Unibet premier league odds review: It’s one of the most famous betting strategies in the world but one that fails to help the serious roulette player.

The Martingale System is one that operates on one simple principle: if you lose a spin you double your bet and when you win your following bet must revert to your original amount.

In practice, the system looks like this: Player A bets $10 on red and loses his first spin. He then has to bet $20 on the next spin. At this point he loses again and is forced to bet $40 on his third spin. On this spin he manages to choose the correct colour and receives a payout of $80.

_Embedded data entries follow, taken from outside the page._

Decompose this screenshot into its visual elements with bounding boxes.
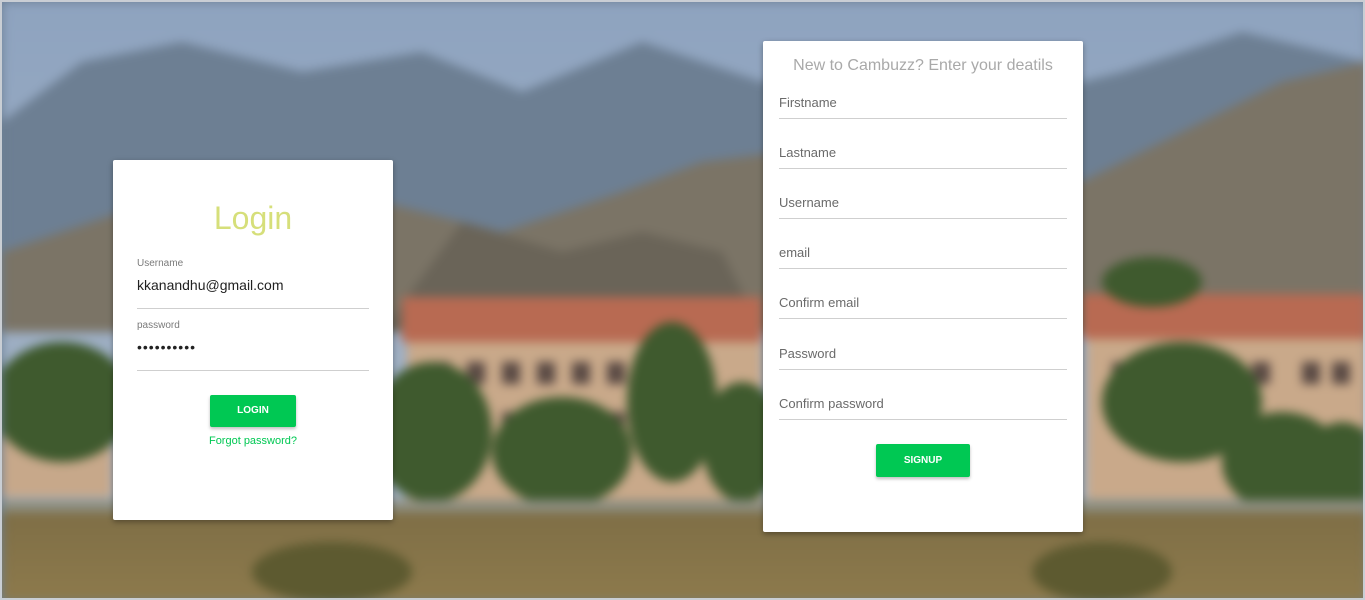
login-username-input[interactable]: kkanandhu@gmail.com	[137, 276, 369, 306]
signup-username-input[interactable]: Username	[779, 192, 1067, 219]
email-input[interactable]: email	[779, 242, 1067, 269]
login-password-label: password	[137, 320, 180, 331]
firstname-input[interactable]: Firstname	[779, 92, 1067, 119]
signup-button[interactable]: SIGNUP	[876, 444, 970, 477]
login-button[interactable]: LOGIN	[210, 395, 296, 427]
login-username-field[interactable]: Username kkanandhu@gmail.com	[137, 258, 369, 309]
login-card: Login Username kkanandhu@gmail.com passw…	[113, 160, 393, 520]
login-title: Login	[213, 200, 293, 236]
confirm-password-input[interactable]: Confirm password	[779, 393, 1067, 420]
signup-card: New to Cambuzz? Enter your deatils First…	[763, 41, 1083, 532]
lastname-input[interactable]: Lastname	[779, 142, 1067, 169]
login-username-label: Username	[137, 258, 184, 269]
signup-title: New to Cambuzz? Enter your deatils	[793, 57, 1053, 74]
login-password-input[interactable]: ••••••••••	[137, 338, 369, 368]
signup-password-input[interactable]: Password	[779, 343, 1067, 370]
forgot-password-link[interactable]: Forgot password?	[113, 435, 393, 447]
confirm-email-input[interactable]: Confirm email	[779, 292, 1067, 319]
login-password-field[interactable]: password ••••••••••	[137, 320, 369, 371]
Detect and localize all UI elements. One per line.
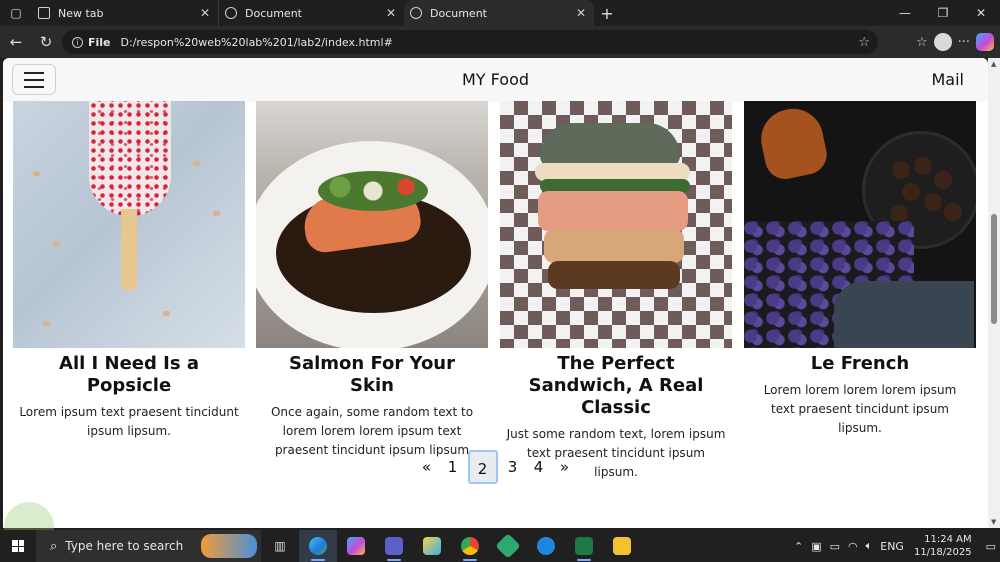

Thus, at this point the player has risked a total of $70 and enjoyed a total return of $80. This profit of one unit (in this case $10) is the reason why Martingale holds such a hallowed reputation in the gambling world.

However, experienced roulette players know that in reality the mathematical logic of the system falls down for two key reasons.

The first reason it fails is because the in a very short space of time the amount of money you’re required to bet become prohibitively high. Indeed, in the above example a continued run of six losing bets would have resulted in the player needed to risk $320 on their next bet. For most players this is simply too much money and the main reason the system is unusable.

The second fault is that casino’s impose betting limits at their tables. So even if your bankroll was infinite, you still couldn’t see the benefits of the system because you’d breach the casino’s maximum betting limit.

For both these reasons the Martingale System is one that can’t be employed as part of a successful roulette strategy. While its mathematical principle are sound on paper, in the heat of battle is simple impractical.